Hlaleleni Karanda (36) arrived in Belfast almost two years ago from the city of Bulawayo in Matabele province.
She was forced to leave her family, including her children when she was targeted by the pro-government Youth Militia. Her involvement with the opposition Movement for Democratic Change made her a target for Mr Mugabe’s internationally-condemned regime.
Ms Karanda was granted asylum on appeal last month but said she was shocked last week to hear that the Home Office has applied for leave to appeal.
At her original hearing the judge accepted that Ms Karanda had been persecuted and her life could be endangered by a return to Zimbabwe.
Representing Ms Karanda, Steven Hollywood of Madden & Finucane Solicitors said if the Home Office sought leave to appeal, then it intended to follow through.
“It takes a very substantial amount of work to do this. It takes a substantial effort to have her asylum revoked,” he said.
He said the Home Office could not dispute that a return home could result directly in Ms Karanda’s death but had the right to appeal on questions of law. The Home Office is exercising this right.
“(Her right to stay) was granted on asylum grounds and also on human rights grounds. It was a fairly conclusive ruling.
“(The Home Office) will have to go through an adjudication hearing to find that the judge had in some way misinterpreted the law,” Mr Hollywood said.
He said it could be after Christmas before the result of the Home Office’s appeal was known.
The move comes at the same time as Zimbabwe’s secession from the Common-wealth and Prime Minister Tony Blair’s denunciation of the Mugabe regime at the Commonwealth summit in Nigeria.

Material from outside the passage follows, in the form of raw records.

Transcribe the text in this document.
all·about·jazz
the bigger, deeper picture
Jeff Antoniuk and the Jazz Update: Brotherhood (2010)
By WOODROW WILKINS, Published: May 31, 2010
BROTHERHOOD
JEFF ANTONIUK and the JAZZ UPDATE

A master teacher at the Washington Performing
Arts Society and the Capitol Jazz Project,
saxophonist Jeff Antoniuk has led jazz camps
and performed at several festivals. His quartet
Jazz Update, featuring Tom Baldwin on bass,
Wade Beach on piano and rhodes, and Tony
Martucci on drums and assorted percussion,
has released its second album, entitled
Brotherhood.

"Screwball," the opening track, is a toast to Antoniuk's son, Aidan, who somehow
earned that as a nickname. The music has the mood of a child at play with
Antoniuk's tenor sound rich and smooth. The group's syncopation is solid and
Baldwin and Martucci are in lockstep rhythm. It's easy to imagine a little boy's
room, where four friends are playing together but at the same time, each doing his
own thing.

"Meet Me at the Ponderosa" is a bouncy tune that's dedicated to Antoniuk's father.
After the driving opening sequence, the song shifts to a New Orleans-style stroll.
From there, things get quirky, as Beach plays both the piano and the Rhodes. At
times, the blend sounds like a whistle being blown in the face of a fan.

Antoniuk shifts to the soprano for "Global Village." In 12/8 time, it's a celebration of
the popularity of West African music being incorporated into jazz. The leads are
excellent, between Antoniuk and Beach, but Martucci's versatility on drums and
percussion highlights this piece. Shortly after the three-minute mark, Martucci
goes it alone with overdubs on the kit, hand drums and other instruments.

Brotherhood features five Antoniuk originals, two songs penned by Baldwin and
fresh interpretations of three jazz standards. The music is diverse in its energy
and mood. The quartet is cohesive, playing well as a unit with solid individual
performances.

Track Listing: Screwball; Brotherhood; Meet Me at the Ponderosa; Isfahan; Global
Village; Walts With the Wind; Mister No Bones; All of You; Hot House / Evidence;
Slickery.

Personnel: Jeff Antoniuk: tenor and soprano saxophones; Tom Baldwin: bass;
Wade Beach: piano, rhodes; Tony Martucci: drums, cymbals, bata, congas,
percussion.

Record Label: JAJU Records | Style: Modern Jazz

“It appears to be somewhat inconsistent that (the Home Office) should seek to appeal a credible asylum case on a point of law, while on the other hand saying that human rights abuses in Zimbabwe are such that they should enforce suspension from the Common-wealth,” Mr Hollywood said.
A spokesman for the Home Office said he could not comment on individual cases but only on general policies.
“We will challenge that decision because we believed the judgement the first time that she had no right to asylum, and we would look to get (the appeal) overturned,” he said.
“We look at each application in terms of when someone becomes a failed asylum seeker, whether they can return to that country. In each case we look at whether that’s possible or not.”
However, he denied any contradiction between the Prime Minister’s statements on Zimbabwe and Home Office’s appeal against Zimbabwean refugees.
“We have not been removing failed asylum seekers to Zimbabwe because of the situation in Zimbabwe,” he said.
The criteria for genuine asylum seekers was that they had to be in “genuine fear for their life, or suffering persecution, whether political or physical.
“We follow the 1951 Convention on Refugees,” the spokesman said.